Design for Manufacturing and Assembly (DFMA)
Design for manufacturing and assembly (DFMA) is the practice of designing a machine, product or item such that it is easy to manufacture and assemble and produces a cost benefit. The objective of practicing DFMA is to design in such a way that unnecessary costs are avoided at the production stage.
At PEKO, our engineers consistently work on several different aspects of DFMA for a variety of our new product introduction and contract manufacturing projects. Some common DFMA techniques and methods we leverage are combining assemblies into single parts, designing asymmetrical (one way) assembly features and reducing hardware. Our DFMA customers benefit from optimized designs, reduced costs, improved efficiencies, and long-term success of their program.

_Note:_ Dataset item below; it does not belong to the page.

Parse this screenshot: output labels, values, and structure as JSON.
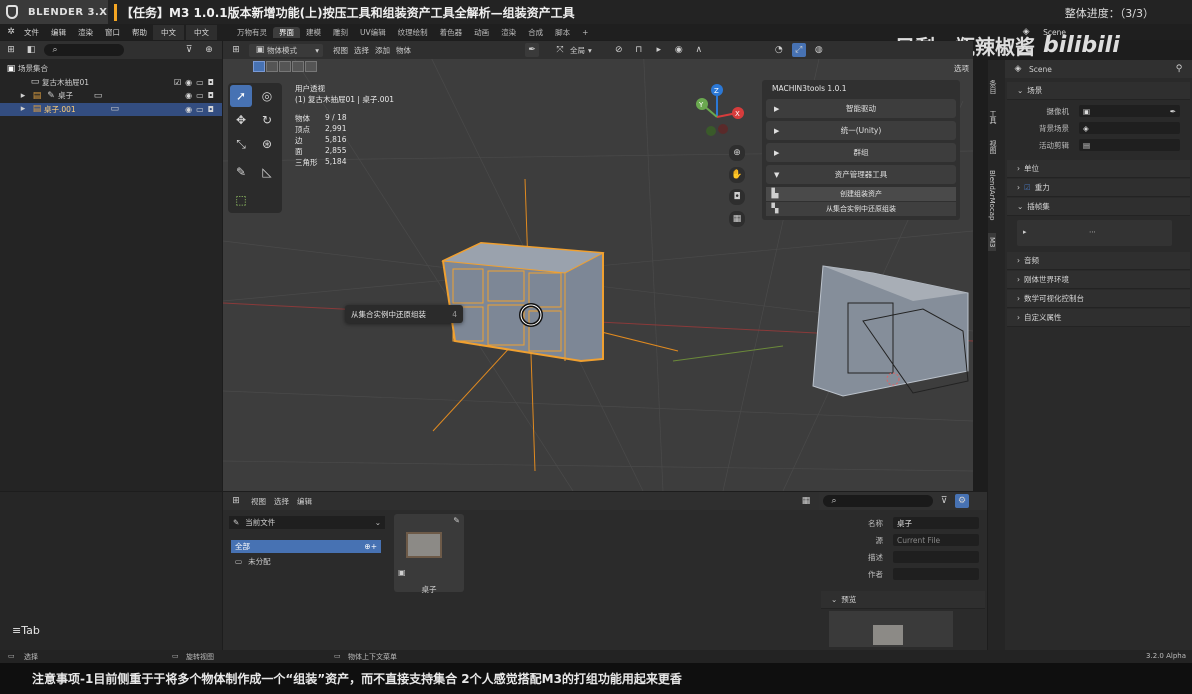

The design for manufacturing and assembly process encompasses to two important aspects of the product design and development phase, design for manufacturing (DFM) and design for assembly (DFA).
Design for Manufacturing Capabilities (DFM)
Design for manufacturing (DFM) is concerned with the production of parts and low level assemblies that will be later integrated at the final assembly phase and typically takes place after the functionality of the new product design has been proven. The design for manufacture process involves identifying and evaluating any opportunities to eliminate or combine parts of your design and steps in the new product introduction process.
- Reducing or eliminating hardware counts
- Replacing unnecessary manufacturing processes
- Reviewing potential volume cases
- Focusing critical-to-function design features into a single component
- Implementing self-locating or fixturing components
- Replacing unnecessary custom parts with COTs
- Eliminating over-specified design tolerances
Design for Assembly Capabilities (DFA)
The results of our value engineering efforts directly impact in-house production and assembly teams. Therefore, we have a direct and intimate understanding of the long-term effects that could result if design for assembly (DFA) is not taken into account in the DFMA process.
Key aspects we take into consideration when it comes to assembly impacts include:
- Reducing the amount of hardware necessary for assembly
- Standardizing hardware across the entire machine or sub-assembly
- Ensuring proper clearance and access points are stated
- Designing poka-yoke features into components
- Developing the sub-assemblies and print packages to properly support the build sequence
- Integrating quality into the assembly line
- Developing accurate and detailed work instruction documents
- Designing fixtures, tools, and templates for repeatability
With our long history in the manufacturing industry, PEKO leverages those many years of experience to improve a program’s assembly process. Even while we are involved in the prototype builds of units, we closely observe assembly features that can further improve efficiency.